The teacher union seems to be mostly ineffective based on what I've seen/heard in my county. My county literally hires teaching contractors at a significantly higher rate than union teachers because it is such an unattractive job. Somehow the union still fails to negotiate a salary within $20k of the state median.
--- Tangential Rant:
Look into your county's education budget and it might surprise you. In mine, the yearly budget is $1.5B and only about $900M goes to actual school operations (everything from ~300 principles, ~6k teachers, 64 physical/occupational therapists, IT, TAs, and benefits). Another ~$70M goes to bus contractors that can't accommodate reasonable start times across the grade levels. ~$30M goes to facility maintenance/construction/planning. Most of the left over is bloat that manages useless initiatives, flirts with ed-tech/curriculum grifters, marketers/comms/etc, and weird pork that doesn't belong in an education budget. That's like $300-400M/yr in bloat at just the county level (assuming at least some of the left over provides actual value).
It's embarrassing that these administrators get paid 2-4x the teachers, but still fail to staff schools properly with a $1.5B budget for ~80k students.
The problem being that public spending for new shiny projects is much easier to sell to the public than required maintenance. Without a strong voice how would public workers ever get enough leverage to earn even cost of living adjustments?
We should be trying to optimize public services, even if that means cutting staff. This is an area where we should 100% leverage AI and automation. Tax dollars shouldn't be used as charity to employ administrative staff. Many states are having problem with pension debts. These public unions also refuse to act on productivity or performance measurements. Perhaps some sort of bipartisanship Congressional committee for federal workers could be useful, with state and local level peer committees.
Ah yes AI and Automation the solution to all problems. It's basically impossible to directly talk to anyone in my state because of that when it comes to unemployment. What's worse is a 3rd party was hired to basically say they can't do anything but tell you if your account is either good or not. Sometimes it's nice to be able to talk to someone who has some power in the system.
If you mess up in the system good luck figuring it out for a few months. I think my state has had investigations over had bad it is. What's really stupid is unemployment fined me at some point but my unemployment insurance covered it as I had like $10k in my unemployment account the state agree I qualified for that I eventually gave up trying to use as I couldn't get these two parties within unemployment to agree. So I was qualified just unable to qualify. At least I didn't have to pay anything as unemployment covered it and I'm employed now but what a horrible system. I did attempt to go to go to court over this, major waste of time too. Especially because their own system failed with the original court date so they rescheduled for 4 months later. Huge mess. Don't ever be unemployed and you are fine though. Or move out of Texas I guess. I'm glad I had savings but I feel for those who don't. It's way too easy screw up in these systems.
See, even here the impulse is immediately to suggest cutting staff and directly saying that paying public servants is charity. You didn't addressed my point in terms of CoL adjustments. How does adding AI enure that high performance, productive staff members get these adjustments without it being viewed as a waste of tax dollars by the public?
I wouldn't suggest AI making policy decisions, but replacing jobs at the post office or DMV. You aren't entitled to a job.

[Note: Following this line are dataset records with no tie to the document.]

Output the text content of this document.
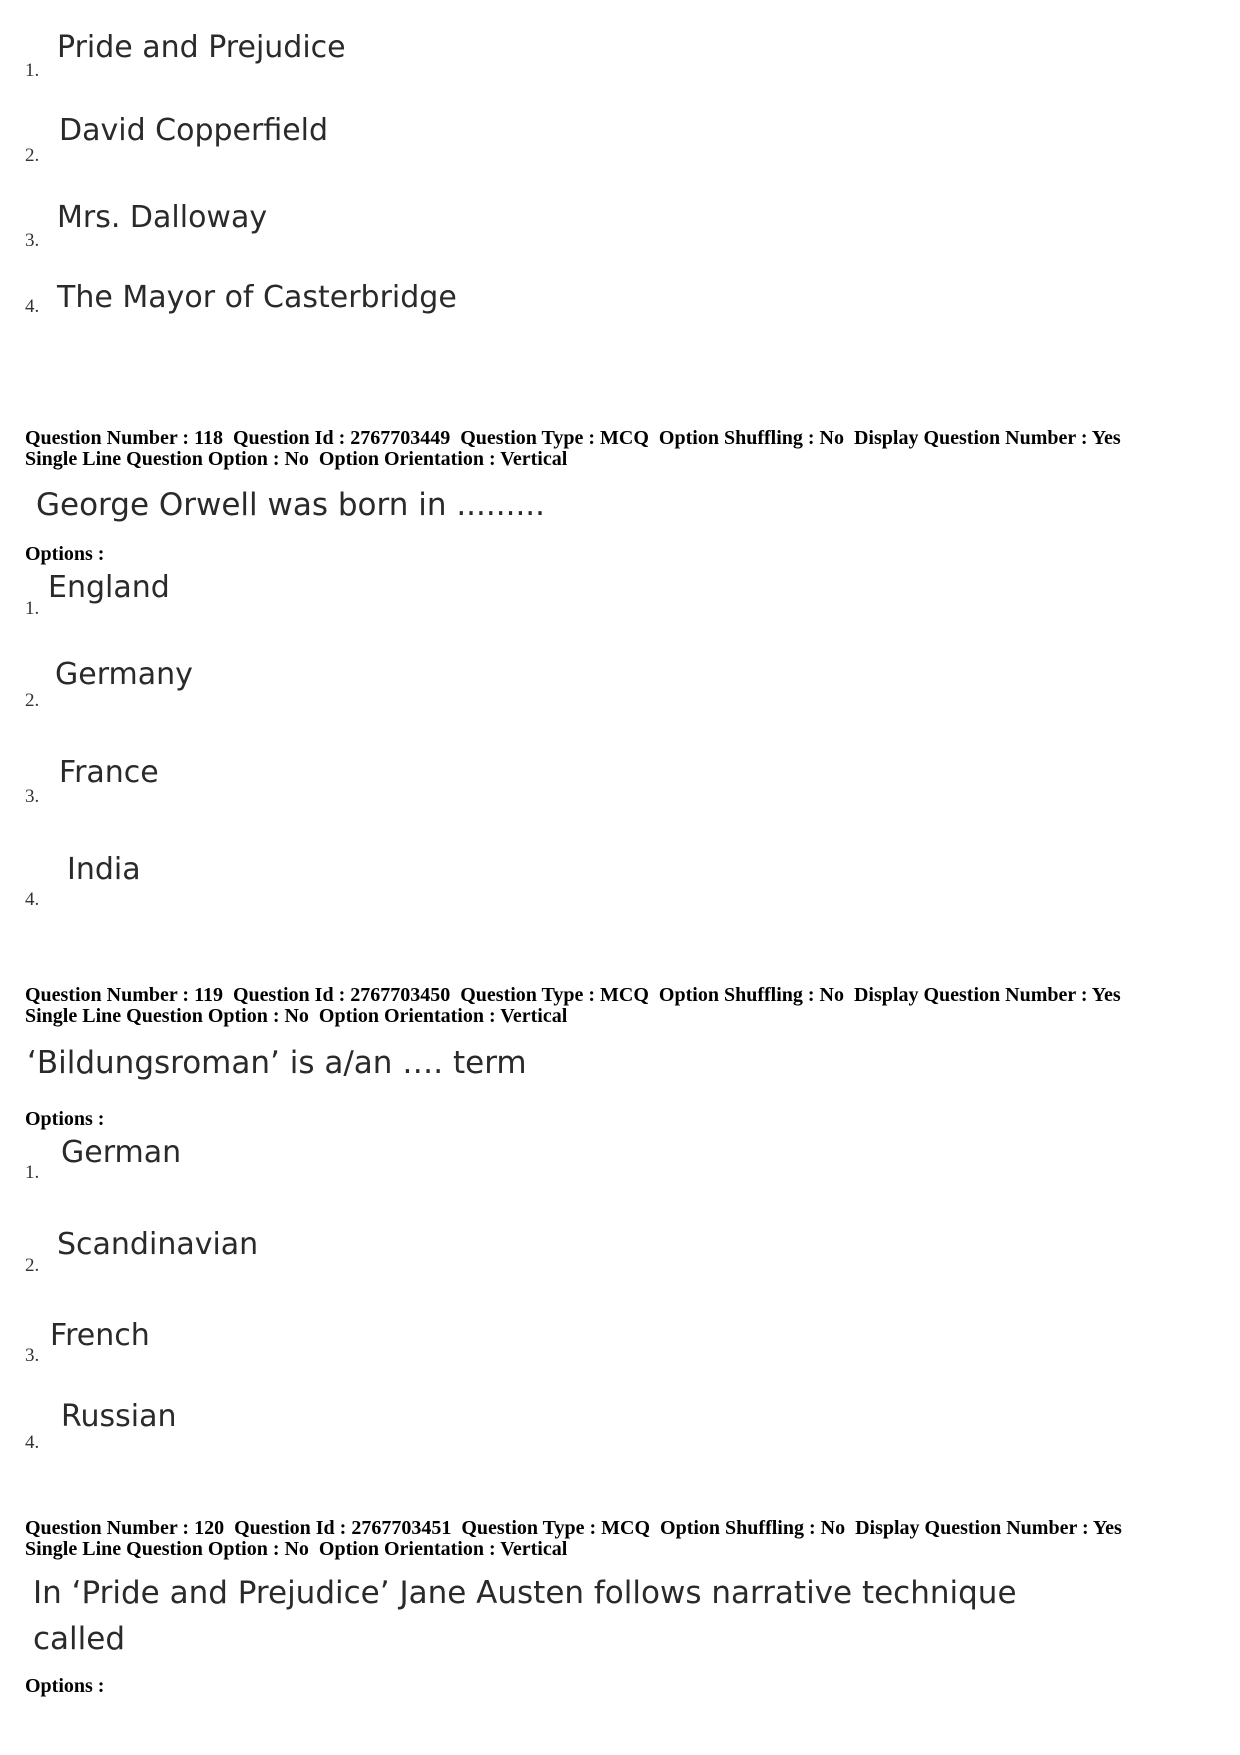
1.
Pride and Prejudice
2.
David Copperfield
3.
Mrs. Dalloway
4. The Mayor of Casterbridge
Question Number : 118  Question Id : 2767703449  Question Type : MCQ  Option Shuffling : No  Display Question Number : Yes
Single Line Question Option : No  Option Orientation : Vertical
George Orwell was born in .........
Options :
1.
England
2.
Germany
3.
France
4.
India
Question Number : 119  Question Id : 2767703450  Question Type : MCQ  Option Shuffling : No  Display Question Number : Yes
Single Line Question Option : No  Option Orientation : Vertical
‘Bildungsroman’ is a/an …. term
Options :
1.
German
2.
Scandinavian
3.
French
4.
Russian
Question Number : 120  Question Id : 2767703451  Question Type : MCQ  Option Shuffling : No  Display Question Number : Yes
Single Line Question Option : No  Option Orientation : Vertical
In ‘Pride and Prejudice’ Jane Austen follows narrative technique
called
Options :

Congress can vote on CoL adjustments for workers, both at the state and federal levels. Right now, its pay to play - the unions, some of the largest political contributors in the US, just pay (bribe) the representatives to advocate for them, in return for donations to campaigns.
Total non-sequitur. I didn't say anyone was. Not everyone is entitled to a job, but as you said in regards to policy decisions, there are jobs that are required. A lot of the mail service still needs to exist. We are nowhere near machines delivering the mail to people. And those people need to be paid and they need to live on that paycheck.
> Congress can vote on CoL adjustments for workers, both at the state and federal levels.
Yes, this is the mechanism, but that doesn't explain why or how they'd want to go with an adjustment. It's a bad look for a politician to give people a CoL adjustment - many people see it as their wage being stolen to pay another. I'm not saying that unions are the answer, but how do these workers have a voice when the public actively doesn't want them to be paid more?
Not all public unions are the same, I would discourage generalization. Federal public unions are very different from local and state public unions.
My wife's public union in a federal agency is a great tool for them to leverage when dealing with exceptional issues outside the normal channels and processes. Federal bureaucracy can be slow, and it can also be impractical when dealing with various things. As mentioned elsewhere in the thread and the article, a federal public union and their members can't strike, and they generally cannot directly negotiate increased pay since it is congressionally controlled.
"All Government employees should realize that the process of collective bargaining, as usually understood, cannot be transplanted into the public service." - Franklin Roosevelt
It's an interesting argument, suggesting that government could simply pay workers 1c per year and that any attempt to address this by the workers by - say - a strike would be "unthinkable and intolerable"
Trump was more left-wing than Bill Clinton, it's just that one party has actually turned into extremists while ironically labeling the other side extremists.